Ich ahnte allerdings, dass die ganze Sache unabhängig von ihrer Darstellung in den Medien weitreichende Konsequenzen für Nocturne City haben würde. Mittlerweile war es ein offenes Geheimnis, dass sich unter den gewöhnlichen Menschen von Nocturne nicht nur Hexen und Werwölfe, sondern auch jede Menge anderer Kreaturen tummelten, die zusammen eine Spur der Gewalt und der Verwüstung hinter sich herzogen. Somit war es nur eine Frage der Zeit, bis die Stadt wieder in Flammen aufgehen und durch eine Neuauflage der Hex Riots dahingerafft werden würde.

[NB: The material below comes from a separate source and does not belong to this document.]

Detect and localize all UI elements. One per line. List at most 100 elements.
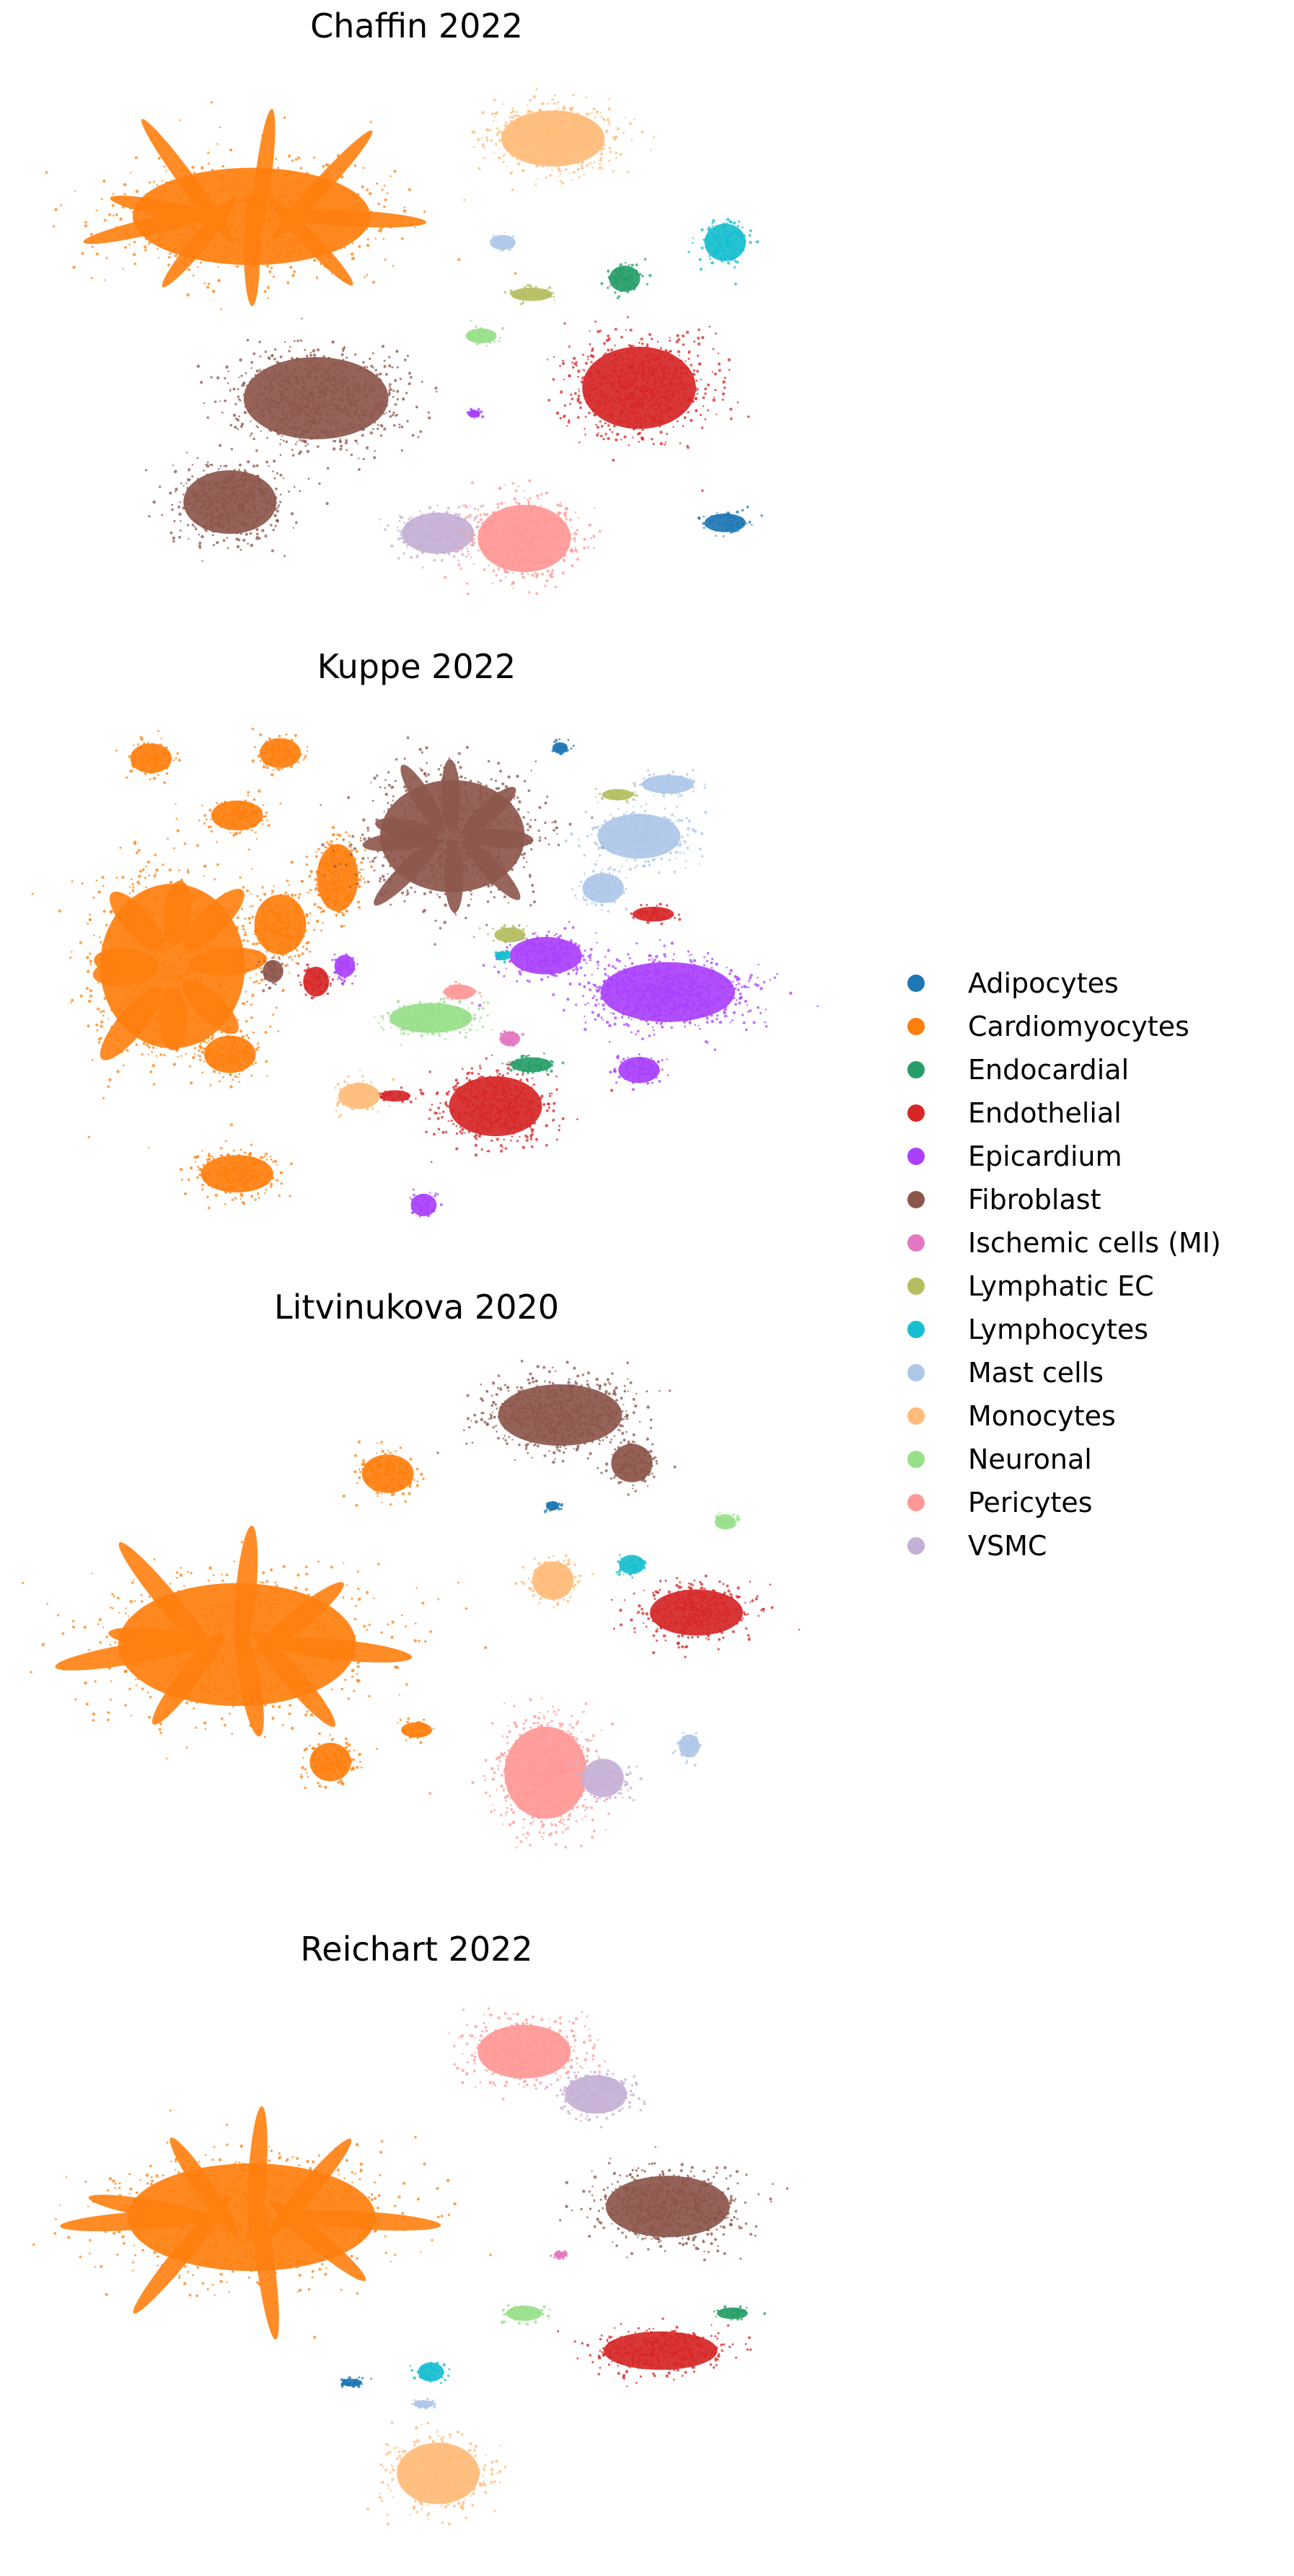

Ohne ein Wort zu sagen, nahm mir Dmitri die Zeitung aus der Hand und führte mich zum Sofa. Dort legte er meine Füße hoch und strich mir die Haare aus dem Gesicht. „Ich dachte, ich hätte mich zum Thema Berührungen und Umarmungen bereits geäußert?“
Er setzte sich neben mich und legte seinen Arm um meine Schulter. „Du willst mir also allen Ernstes sagen, dass du meine Streicheleinheiten nicht genießt? Schau dich doch mal um … du … ich … diese Wohnung … das ist doch eine traumhaft kuschelige Szene, oder?“
„Vorsicht, Sandovsky! Wenn du so weitermachst, gewöhne ich mich noch daran“, warnte ich.
„Vielleicht wäre das gar nicht so schlecht“, erwiderte Dmitri. Ich starrte ihn ungläubig an.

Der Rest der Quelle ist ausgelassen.